New powers to tackle unsafe cladding passed

New powers to tackle unsafe cladding passed

Housing minister Paul McLennan

Legislation giving Scottish Ministers powers to assess and remediate buildings which have unsafe cladding, where consent of the owners cannot be provided, has been unanimously approved in the Scottish Parliament.

The Housing (Cladding Remediation) (Scotland) Bill will allow the creation of a Cladding Assurance Register to give homeowners and residents confidence in the assessment and remediation works undertaken on their buildings.

Ministers will also have powers to establish a Responsible Developers Scheme, to support engagement with developers and encourage them to pay for or carry out remediation work.

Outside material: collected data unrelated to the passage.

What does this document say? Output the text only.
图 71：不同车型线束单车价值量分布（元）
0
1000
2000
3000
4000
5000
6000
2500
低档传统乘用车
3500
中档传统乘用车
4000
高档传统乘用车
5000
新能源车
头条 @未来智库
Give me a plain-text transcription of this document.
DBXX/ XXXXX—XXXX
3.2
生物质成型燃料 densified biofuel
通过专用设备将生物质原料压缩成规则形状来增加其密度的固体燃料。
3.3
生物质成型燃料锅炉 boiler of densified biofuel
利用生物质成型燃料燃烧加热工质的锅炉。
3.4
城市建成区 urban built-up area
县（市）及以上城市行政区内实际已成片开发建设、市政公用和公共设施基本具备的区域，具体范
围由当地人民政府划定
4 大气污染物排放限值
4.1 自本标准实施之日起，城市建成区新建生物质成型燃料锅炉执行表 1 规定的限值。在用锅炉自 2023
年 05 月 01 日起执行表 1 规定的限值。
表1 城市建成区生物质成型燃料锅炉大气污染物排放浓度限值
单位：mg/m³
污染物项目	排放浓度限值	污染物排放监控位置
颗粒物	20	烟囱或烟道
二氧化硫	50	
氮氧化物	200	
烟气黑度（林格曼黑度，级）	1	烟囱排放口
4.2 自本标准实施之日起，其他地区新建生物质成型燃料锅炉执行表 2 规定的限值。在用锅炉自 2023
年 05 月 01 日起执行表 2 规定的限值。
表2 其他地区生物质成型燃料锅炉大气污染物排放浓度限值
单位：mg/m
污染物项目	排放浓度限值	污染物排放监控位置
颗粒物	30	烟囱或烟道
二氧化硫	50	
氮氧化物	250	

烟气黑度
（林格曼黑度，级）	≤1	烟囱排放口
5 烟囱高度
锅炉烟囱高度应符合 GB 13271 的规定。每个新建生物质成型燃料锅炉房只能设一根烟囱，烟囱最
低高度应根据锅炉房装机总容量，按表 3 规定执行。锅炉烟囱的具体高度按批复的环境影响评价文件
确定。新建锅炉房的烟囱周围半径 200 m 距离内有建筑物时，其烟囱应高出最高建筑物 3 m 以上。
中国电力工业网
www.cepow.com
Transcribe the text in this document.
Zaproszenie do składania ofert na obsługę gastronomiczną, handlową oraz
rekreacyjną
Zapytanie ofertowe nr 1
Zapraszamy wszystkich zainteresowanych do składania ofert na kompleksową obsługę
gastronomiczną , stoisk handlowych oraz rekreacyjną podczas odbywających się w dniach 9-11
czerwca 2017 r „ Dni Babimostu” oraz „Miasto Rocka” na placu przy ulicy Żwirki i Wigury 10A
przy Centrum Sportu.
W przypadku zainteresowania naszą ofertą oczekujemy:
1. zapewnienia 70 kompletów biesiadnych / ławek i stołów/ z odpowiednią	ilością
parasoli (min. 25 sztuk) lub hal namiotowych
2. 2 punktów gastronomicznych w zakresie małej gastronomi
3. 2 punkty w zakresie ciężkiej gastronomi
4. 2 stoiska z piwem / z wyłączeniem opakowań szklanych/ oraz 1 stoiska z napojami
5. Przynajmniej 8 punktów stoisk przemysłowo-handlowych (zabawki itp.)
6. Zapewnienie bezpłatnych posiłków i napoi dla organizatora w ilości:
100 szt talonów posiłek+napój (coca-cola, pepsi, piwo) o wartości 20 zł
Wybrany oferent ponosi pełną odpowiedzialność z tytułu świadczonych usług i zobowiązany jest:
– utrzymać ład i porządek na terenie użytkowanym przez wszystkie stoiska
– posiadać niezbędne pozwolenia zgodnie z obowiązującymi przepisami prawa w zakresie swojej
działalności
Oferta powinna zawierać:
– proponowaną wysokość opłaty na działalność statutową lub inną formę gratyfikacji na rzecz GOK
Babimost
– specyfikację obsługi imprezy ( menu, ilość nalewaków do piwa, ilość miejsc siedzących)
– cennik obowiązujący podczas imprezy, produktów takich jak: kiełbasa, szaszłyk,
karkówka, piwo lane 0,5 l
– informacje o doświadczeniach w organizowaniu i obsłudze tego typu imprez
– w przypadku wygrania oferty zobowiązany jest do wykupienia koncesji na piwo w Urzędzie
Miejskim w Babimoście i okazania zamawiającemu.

Housing minister Paul McLennan said: “This is a landmark moment in our efforts to make buildings safer and to safeguard homeowners and residents in buildings identified through the remediation programme as having unsafe cladding.

“The unanimous passing of this legislation will allow us to accelerate our work by addressing barriers to assessment and remediation and give homeowners and residents confidence in work carried out.

“The public commitments already made by many of Scotland’s developers to identify, assess and remediate their buildings mean public money can be focused on buildings without a linked developer.”

Legislation to ban combustible cladding on high-risk buildings, and the highest risk metal composite cladding material from all buildings, was passed by the Scottish Parliament on 22 April 2022.

The legislation was implemented by amendments to the Building (Scotland) Regulations 2004 introduced on 1 June 2022. The amendment removed the fire test option. This change now completely prohibits combustible materials from use on domestic high-rise buildings above 11m. This also includes certain categories of other high-rise buildings, such as care homes and hospitals. This was the third set of changes made to fire safety standards for cladding in Scotland since the Grenfell Tower Fire.

The highest risk metal composite cladding material is completely banned from incorporation in any new building of any height and as replacement cladding for existing buildings in Scotland.

Masonry and concrete cladding finishes on buildings are not combustible and can be assessed readily through visual inspection. Other non-combustible materials like granite cladding may need to be assessed to measure risk, depending on the method of its construction.